Input Knowledge Required
To understand this message and its context, one needs knowledge of several domains: CUDA compute capability versions and how they map to GPU architectures (SM90 = Hopper, SM100 = datacenter Blackwell, SM120 = consumer/professional Blackwell); the FlashInfer library's JIT compilation pipeline and how it generates CUDA kernels for different architectures; the SGLang inference server's architecture, particularly its communicator layer and allreduce fusion mechanism; MoE model inference patterns and the role of allreduce in distributed tensor parallelism; and the PCIe communication bottleneck that makes allreduce fusion desirable in the first place.
Output Knowledge Created
This message and the surrounding episode produced several important pieces of knowledge. First, it established definitively that FlashInfer's allreduce fusion cannot be enabled on SM120 through simple configuration changes — the CUDA kernels themselves need to be compiled for that architecture.

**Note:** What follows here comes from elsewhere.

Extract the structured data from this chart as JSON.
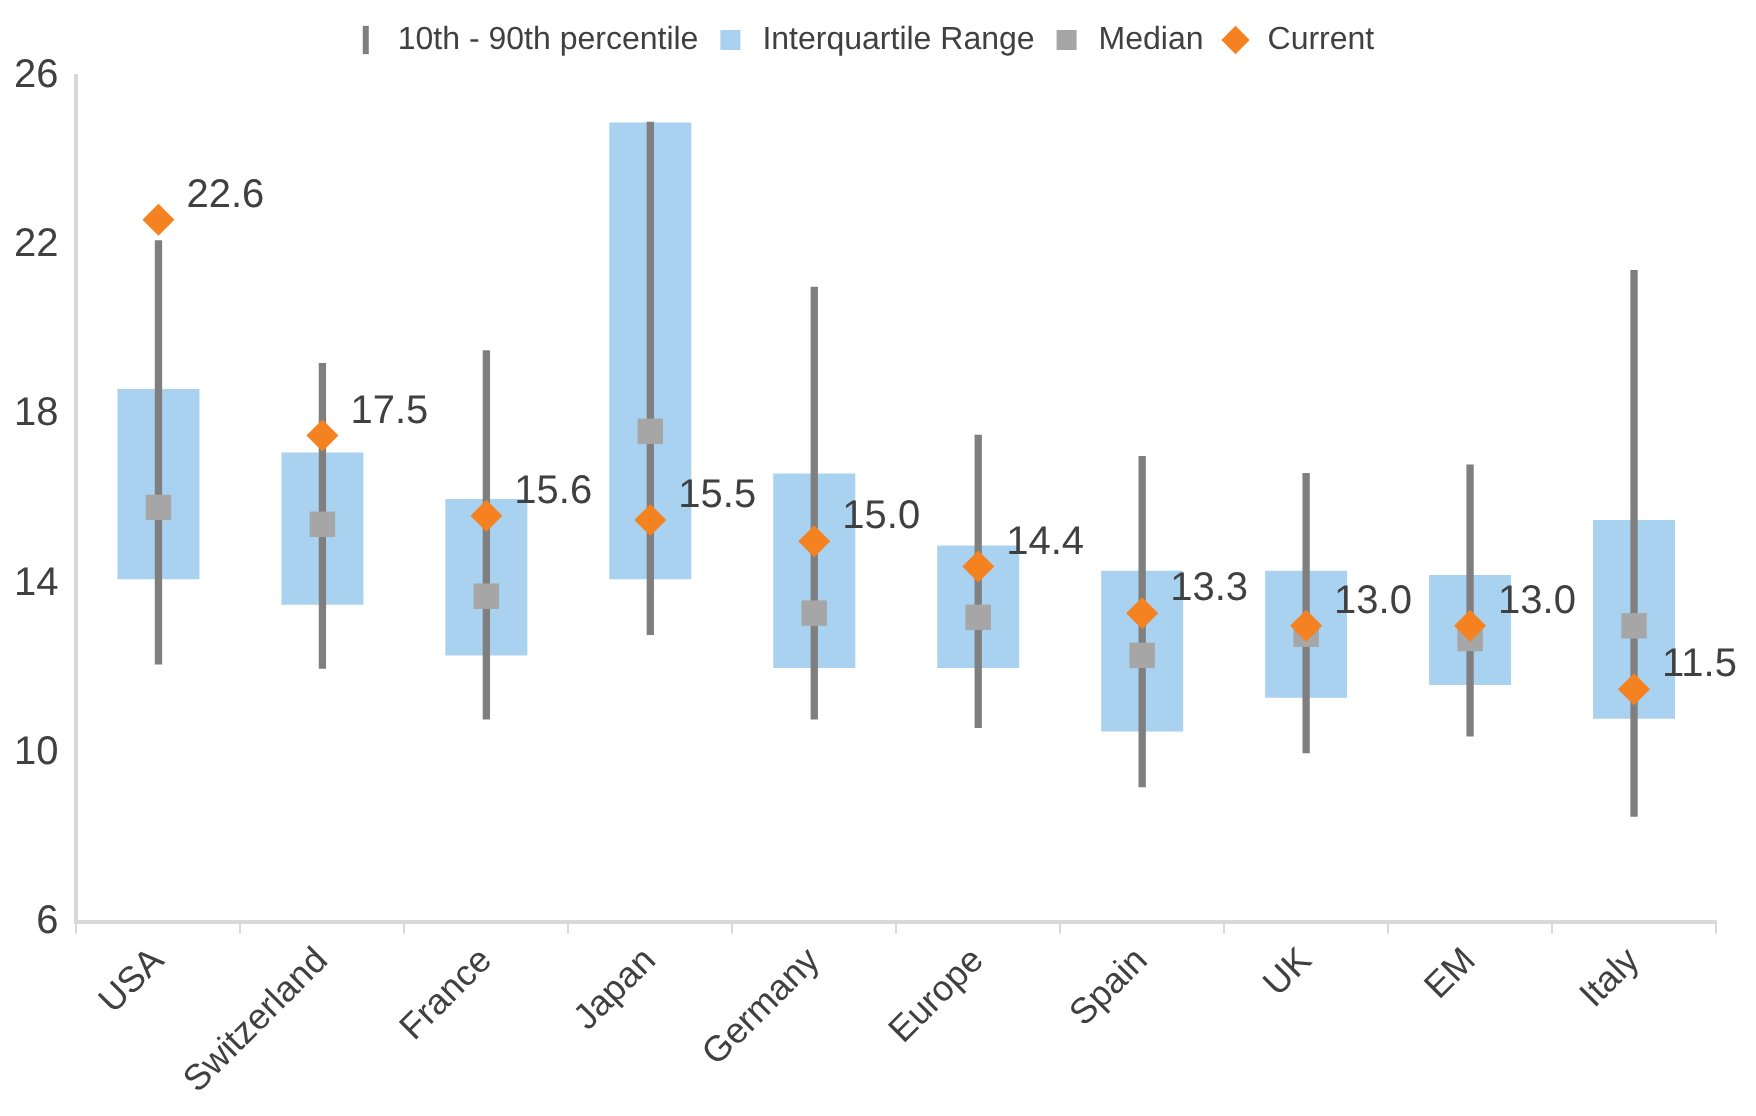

Second, it revealed the specific location in the flashinfer codebase where the architecture restriction is enforced (comm.py's gen_trtllm_comm_module with supported_major_versions=[9, 10]). Third, it identified a potential workaround: patching the compilation_context.py to allow SM120 compilation, which the assistant immediately began investigating ([msg 762]–[msg 766]). This deeper-level fix — modifying the flashinfer library itself rather than just the SGLang configuration — represents a more fundamental but riskier approach.
The Thinking Process
The reasoning visible in the surrounding messages reveals a systematic debugging methodology. The assistant follows a clear cycle: observe a symptom (low GPU power draw), form a hypothesis (allreduce fusion is disabled), implement a fix (patch architecture gates), test the fix (restart server), observe the result (crash), diagnose the failure (kernel doesn't support SM120), revert the change, and formulate a new hypothesis (patch the flashinfer compilation context instead). The kill command in [msg 761] is the transition point between the failed hypothesis and the next iteration. It demonstrates that effective debugging is not just about implementing fixes — it is equally about recognizing when a fix is wrong, cleaning up the state, and pivoting to a more promising direction.
The Broader Significance
In the larger narrative of the session, this moment represents the tension between two architectures: the datacenter Blackwell (SM100) for which the inference stack was designed, and the consumer/professional Blackwell (SM120) on which it is actually running. The GLM-5-NVFP4 model and the SGLang/FlashInfer stack were optimized for datacenter GPUs with NVLink and advanced synchronization primitives. Running on RTX PRO 6000 cards — which lack NVLink and use PCIe-only interconnects — exposes the gaps in architecture support. The allreduce fusion failure is not an isolated bug; it is a symptom of a broader mismatch between the software assumptions and the hardware reality. The kill command in [msg 761] is the punctuation mark at the end of one chapter and the beginning of another: the search for alternative optimization paths that work within the constraints of SM120.